The conspiracy theorist who walked into the Comet Ping Pong restaurant in Washington DC with two guns in late 2016 as part of Pizzagate hysteria was shot by police on January 4 and died this past Monday, according to a press release from the Kannapolis Police Department in North Carolina. Edgar Maddison Welch was a passenger in a car that was pulled over by police on Saturday night January 4th while driving in gray 2001 GMC Yukon, according to Kannapolis Police Department.
“The officer identified the vehicle as being driven by a person he had previously arrested, and was aware that there was an outstanding warrant for arrest. The officer conducted a vehicle stop and upon his interaction with the driver, identified the officer identified the front seat passenger as the person with an outstanding warrant for arrest,” Kannapolis Police said in a statement.
The police department’s statement said the officer was speaking with the driver when two other officers arrived on the scene, and the first officer proceeded to open the front passenger side door.

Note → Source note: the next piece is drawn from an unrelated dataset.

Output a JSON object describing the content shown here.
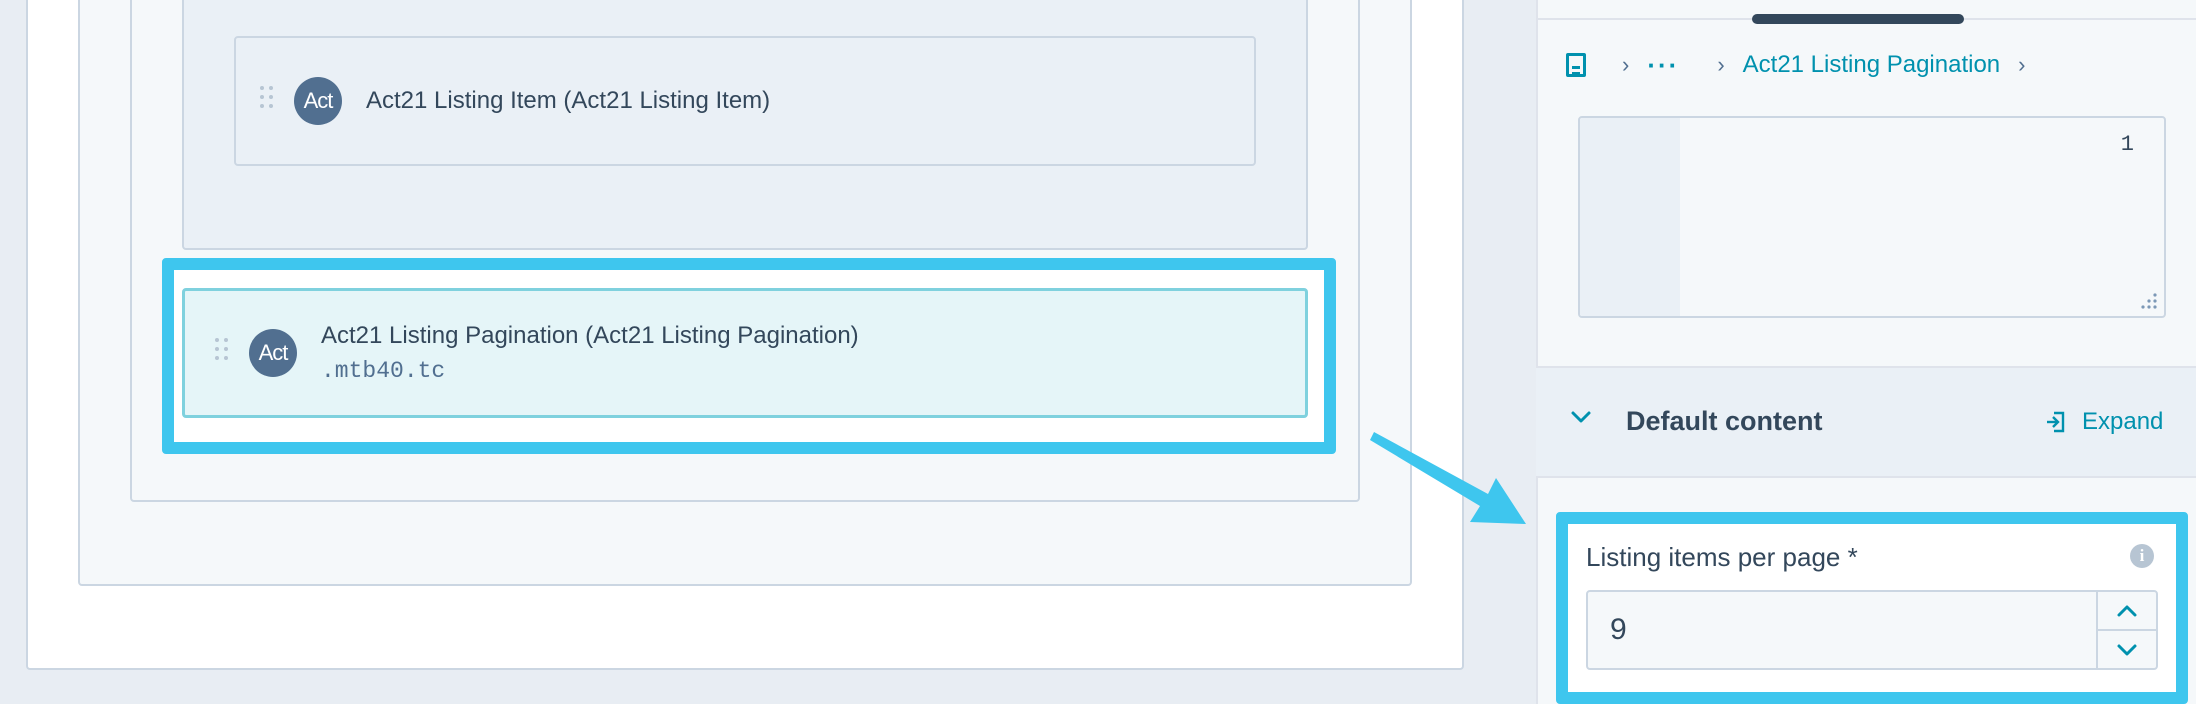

“When (the officer) opened the door, the front seat passenger pulled a handgun from his jacket and pointed it in the officer’s direction,” the police statement read. “That officer and a second officer standing in the rear passenger side of the Yukon ordered the passenger to drop the gun. After the passenger failed to comply with their repeated requests, the two officers fired their duty weapons at the passenger, hitting him.
The police statement said that medical assistance was “the passenger was called immediately” and Welch was taken to Atrium Health Cabarrus hospital in Concord before being transferred to an Atrium hospital in Charlotte when he died on January 6.
“The three traffic stop officers, along with the driver and a back seat passenger of the Yukon were all uninjured in this incident,” the statement read.
The officers who fired their shots have been identified as Officer Brooks Jones and Officer Caleb Tate, who are now on administrative leave, although details about how many shots were fired and who hit whom Welch was not released. A third officer at the scene who was not identified did not fire his weapon.
In December 2016, Welch drove from North Carolina to Washington DC in search of kidnapped and abused children who he believed were being held in a restaurant basement, a conspiracy theory involving former presidential candidate Hillary Clinton. Clinton became extremely popular online in the lead up to the 2016 election. Welch entered Comet Ping Pong with an AR-15 and a revolver, with a shotgun in his car, and sent families with children fleeing in terror. Welch was reportedly confused when he was told that Comet Ping Pong had no basement, a central part of the conspiracy theory that children were sold and abused there. Pizzagate was started after emails from Clinton’s campaign manager John Podesta were released by WikiLeaks and conspiracy theorists became obsessed with the discussion of pizza and the Washington DC pizza place’s name.
Alex Jones was instrumental in helping push the conspiracy theory, along with other right wing influencers like Mike Cernovich and Jack Posobiec. Here in 2024, Posobiec has become more influential as the editor of Human Events, a “news” outlet that publishes articles occasionally shared by president-elect Donald Trump. Cernovich also has some influence here in the 2020s, as someone who is often associated with billionaire Elon Musk.
“When I think of all the children Hillary Clinton personally killed and maimed and raped, I have no fear of standing up against her,” Jones said in a since-deleted. YouTube video Posted on Nov. 4, 2016, according to Washington Post. “Yes, you heard me right. Hillary Clinton personally killed children. I can’t stop the truth anymore.”
Jones was later banned from YouTube and several other mainstream social media platforms, but was allowed to return to X after Musk bought the site. The InfoWars host has yet to comment on Welch’s murder, but it seems a safe bet that he will eventually.
Welch ultimately pleaded guilty in 2017 to interstate transportation of a firearm and ammunition and was sentenced to four years in prison. After his arrest, Welch spoke to New York Times“I regret how I handled the situation” but still seems convinced that the Pizzagate conspiracy theory is true, admitting only that “the intel on it is not 100%.”